As from then on he did not rest. In November 1890, the Captain General offered ten thousand pesos in reward for his capture and surrender to the authorities, and five thousand more for each member of his group. It was useless; nobody denounced him and nobody even tried to catch him. A large troop chased him and he was encircled by a ring of spies charged with on checking his every movement. But, García was not an enemy to be taken lightly. He had remarkable natural talents and intuition, while his gift for organization and his absolute familiarity with the area favored his actions. His most bitter adversary, Lieutenant Colonel Tejada, head of the paramilitary group Escuadras de Guantánamo, would have to admit to his superiors that García had provided his men with modern weapons, uniforms and discipline. In addition, García removed the so-called “bonus,” that is, an additional amount of money given to the gangs’ leaders, and distributed whatever he got in equal shares among his men; this earned him their respect and consideration.
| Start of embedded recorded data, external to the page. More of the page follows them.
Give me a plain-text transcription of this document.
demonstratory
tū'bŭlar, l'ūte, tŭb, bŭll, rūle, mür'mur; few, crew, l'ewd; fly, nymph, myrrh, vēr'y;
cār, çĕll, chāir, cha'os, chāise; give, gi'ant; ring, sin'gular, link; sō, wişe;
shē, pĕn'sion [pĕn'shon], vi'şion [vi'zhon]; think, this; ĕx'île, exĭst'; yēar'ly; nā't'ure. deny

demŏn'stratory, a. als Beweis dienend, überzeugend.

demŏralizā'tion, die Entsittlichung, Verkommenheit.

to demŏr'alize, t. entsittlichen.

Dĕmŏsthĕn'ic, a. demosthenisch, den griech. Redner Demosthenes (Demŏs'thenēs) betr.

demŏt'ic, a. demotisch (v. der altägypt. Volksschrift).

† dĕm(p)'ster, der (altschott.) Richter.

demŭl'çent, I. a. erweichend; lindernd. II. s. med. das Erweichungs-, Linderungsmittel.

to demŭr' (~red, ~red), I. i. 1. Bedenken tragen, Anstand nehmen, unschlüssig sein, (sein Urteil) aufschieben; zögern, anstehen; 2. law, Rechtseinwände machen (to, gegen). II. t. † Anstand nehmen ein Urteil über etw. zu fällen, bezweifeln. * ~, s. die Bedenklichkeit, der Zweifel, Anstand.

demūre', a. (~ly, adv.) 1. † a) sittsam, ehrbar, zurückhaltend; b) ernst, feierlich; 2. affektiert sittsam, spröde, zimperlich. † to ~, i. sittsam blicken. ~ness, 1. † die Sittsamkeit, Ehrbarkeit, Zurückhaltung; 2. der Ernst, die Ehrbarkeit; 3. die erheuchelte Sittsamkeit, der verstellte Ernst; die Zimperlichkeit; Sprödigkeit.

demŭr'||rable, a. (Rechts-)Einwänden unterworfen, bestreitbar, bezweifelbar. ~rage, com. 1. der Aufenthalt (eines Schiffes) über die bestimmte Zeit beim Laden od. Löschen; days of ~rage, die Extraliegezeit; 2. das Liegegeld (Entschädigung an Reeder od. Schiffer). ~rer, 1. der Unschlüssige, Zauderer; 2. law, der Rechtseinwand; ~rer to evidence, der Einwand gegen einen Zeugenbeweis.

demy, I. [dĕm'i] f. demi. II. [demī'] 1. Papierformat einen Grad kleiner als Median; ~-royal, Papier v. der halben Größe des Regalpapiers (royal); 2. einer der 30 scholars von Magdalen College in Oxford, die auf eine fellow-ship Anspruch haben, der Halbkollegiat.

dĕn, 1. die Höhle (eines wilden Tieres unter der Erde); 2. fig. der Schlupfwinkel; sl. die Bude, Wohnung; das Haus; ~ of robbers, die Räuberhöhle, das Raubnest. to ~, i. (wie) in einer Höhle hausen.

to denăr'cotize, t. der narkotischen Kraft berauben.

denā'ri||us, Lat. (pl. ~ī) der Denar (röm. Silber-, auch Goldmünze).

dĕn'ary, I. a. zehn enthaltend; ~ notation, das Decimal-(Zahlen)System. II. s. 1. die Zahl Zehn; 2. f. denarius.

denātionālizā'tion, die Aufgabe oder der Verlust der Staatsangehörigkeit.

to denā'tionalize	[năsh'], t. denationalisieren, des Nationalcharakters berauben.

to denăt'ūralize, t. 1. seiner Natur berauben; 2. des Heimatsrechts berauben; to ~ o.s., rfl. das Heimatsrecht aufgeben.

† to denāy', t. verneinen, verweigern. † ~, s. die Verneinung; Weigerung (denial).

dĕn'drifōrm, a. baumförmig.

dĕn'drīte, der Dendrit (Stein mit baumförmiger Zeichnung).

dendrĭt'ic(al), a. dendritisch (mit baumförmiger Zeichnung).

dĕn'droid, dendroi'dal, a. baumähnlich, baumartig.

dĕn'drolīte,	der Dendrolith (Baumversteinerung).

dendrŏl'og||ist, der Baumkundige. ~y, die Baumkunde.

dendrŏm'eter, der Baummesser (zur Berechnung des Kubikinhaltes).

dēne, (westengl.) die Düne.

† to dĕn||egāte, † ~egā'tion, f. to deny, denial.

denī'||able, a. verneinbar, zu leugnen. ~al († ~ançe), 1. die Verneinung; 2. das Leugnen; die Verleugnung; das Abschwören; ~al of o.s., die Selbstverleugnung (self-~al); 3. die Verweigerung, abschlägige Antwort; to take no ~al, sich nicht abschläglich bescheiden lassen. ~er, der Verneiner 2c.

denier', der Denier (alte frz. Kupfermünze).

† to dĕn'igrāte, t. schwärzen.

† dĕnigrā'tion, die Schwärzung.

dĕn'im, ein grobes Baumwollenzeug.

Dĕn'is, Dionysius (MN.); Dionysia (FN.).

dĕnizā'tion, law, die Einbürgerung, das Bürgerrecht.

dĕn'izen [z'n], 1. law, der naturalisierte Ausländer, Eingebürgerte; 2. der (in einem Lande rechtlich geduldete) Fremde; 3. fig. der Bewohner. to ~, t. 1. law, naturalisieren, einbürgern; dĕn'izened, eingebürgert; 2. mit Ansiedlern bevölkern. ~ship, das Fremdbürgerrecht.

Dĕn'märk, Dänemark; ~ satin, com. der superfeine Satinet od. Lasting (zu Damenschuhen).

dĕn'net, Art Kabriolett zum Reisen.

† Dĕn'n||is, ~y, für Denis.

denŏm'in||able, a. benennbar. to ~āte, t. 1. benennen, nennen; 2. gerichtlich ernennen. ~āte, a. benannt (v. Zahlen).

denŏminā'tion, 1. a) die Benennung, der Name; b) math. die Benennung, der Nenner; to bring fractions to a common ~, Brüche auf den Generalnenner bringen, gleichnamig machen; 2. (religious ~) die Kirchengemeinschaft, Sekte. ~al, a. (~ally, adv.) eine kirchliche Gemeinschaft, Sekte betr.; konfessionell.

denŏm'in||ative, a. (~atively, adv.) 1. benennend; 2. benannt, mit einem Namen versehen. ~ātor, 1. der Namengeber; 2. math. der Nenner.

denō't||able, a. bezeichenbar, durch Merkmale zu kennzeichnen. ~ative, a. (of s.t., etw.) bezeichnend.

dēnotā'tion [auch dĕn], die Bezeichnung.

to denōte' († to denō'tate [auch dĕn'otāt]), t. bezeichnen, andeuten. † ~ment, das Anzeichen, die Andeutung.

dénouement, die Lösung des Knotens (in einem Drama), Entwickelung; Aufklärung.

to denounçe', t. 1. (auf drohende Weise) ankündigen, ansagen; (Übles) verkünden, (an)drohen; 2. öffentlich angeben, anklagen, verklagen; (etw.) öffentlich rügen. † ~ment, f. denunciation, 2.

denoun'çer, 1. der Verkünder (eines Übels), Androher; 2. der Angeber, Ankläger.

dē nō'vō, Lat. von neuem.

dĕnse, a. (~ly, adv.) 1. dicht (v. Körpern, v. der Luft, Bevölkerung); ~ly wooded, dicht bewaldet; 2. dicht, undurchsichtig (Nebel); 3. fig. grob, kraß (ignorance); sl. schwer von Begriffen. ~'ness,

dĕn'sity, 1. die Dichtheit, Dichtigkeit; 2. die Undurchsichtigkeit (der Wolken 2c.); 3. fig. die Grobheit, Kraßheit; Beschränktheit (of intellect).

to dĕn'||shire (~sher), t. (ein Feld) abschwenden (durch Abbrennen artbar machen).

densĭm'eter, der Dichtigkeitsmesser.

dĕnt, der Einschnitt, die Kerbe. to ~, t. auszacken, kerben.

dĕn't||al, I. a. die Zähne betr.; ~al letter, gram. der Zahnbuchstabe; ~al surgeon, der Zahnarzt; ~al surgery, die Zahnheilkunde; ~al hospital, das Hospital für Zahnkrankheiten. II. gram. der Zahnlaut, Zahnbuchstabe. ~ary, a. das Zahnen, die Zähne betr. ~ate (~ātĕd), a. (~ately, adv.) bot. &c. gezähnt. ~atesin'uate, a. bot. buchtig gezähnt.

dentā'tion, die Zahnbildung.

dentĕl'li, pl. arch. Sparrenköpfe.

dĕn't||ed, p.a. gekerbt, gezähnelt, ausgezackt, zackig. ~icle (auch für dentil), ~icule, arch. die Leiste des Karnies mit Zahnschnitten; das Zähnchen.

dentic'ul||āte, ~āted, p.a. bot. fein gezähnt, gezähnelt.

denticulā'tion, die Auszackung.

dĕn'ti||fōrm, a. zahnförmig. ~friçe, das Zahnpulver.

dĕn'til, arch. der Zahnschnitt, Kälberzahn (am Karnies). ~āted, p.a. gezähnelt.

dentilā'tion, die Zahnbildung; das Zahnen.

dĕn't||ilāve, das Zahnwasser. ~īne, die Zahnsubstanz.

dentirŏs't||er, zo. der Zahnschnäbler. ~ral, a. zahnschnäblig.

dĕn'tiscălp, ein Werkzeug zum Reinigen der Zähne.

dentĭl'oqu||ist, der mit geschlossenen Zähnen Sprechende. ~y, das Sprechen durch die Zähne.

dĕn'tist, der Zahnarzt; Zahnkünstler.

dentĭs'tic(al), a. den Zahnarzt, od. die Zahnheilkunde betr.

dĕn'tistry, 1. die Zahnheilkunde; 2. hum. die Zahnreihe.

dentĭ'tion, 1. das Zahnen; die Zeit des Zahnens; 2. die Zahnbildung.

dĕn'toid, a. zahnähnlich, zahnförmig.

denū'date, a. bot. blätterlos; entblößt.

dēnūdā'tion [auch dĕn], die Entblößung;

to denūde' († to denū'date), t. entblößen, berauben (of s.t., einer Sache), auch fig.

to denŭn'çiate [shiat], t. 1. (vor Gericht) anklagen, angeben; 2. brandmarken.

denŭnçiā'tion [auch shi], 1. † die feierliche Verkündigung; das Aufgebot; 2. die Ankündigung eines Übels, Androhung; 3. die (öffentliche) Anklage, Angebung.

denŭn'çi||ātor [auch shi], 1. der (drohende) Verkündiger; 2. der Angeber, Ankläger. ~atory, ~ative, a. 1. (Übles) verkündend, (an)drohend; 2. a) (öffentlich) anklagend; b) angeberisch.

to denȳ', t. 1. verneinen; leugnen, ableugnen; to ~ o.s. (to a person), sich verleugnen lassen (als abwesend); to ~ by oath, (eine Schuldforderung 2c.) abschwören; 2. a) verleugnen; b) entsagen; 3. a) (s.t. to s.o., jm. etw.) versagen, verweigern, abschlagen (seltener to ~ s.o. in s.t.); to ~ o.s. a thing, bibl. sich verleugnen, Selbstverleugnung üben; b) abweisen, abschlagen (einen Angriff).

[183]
García basically operated in the areas of Havana and Matanzas but he also carried on military actions in Las Villas and later deployed to Pinar del Río. He conducted assaults and kidnappings and asked for ransom. The Spaniards were well aware of his ideas and motives, thus the Captain General reported to Madrid that “Manuel García has never renounced his ideas to seek separation from Spain, and he keeps corresponding with revolutionaries here and in Key West while nearly every person he has kidnapped does not profess such ideas and the money he obtains as ransom he uses only to purchase weapons and ammunitions, and to help the peasants.”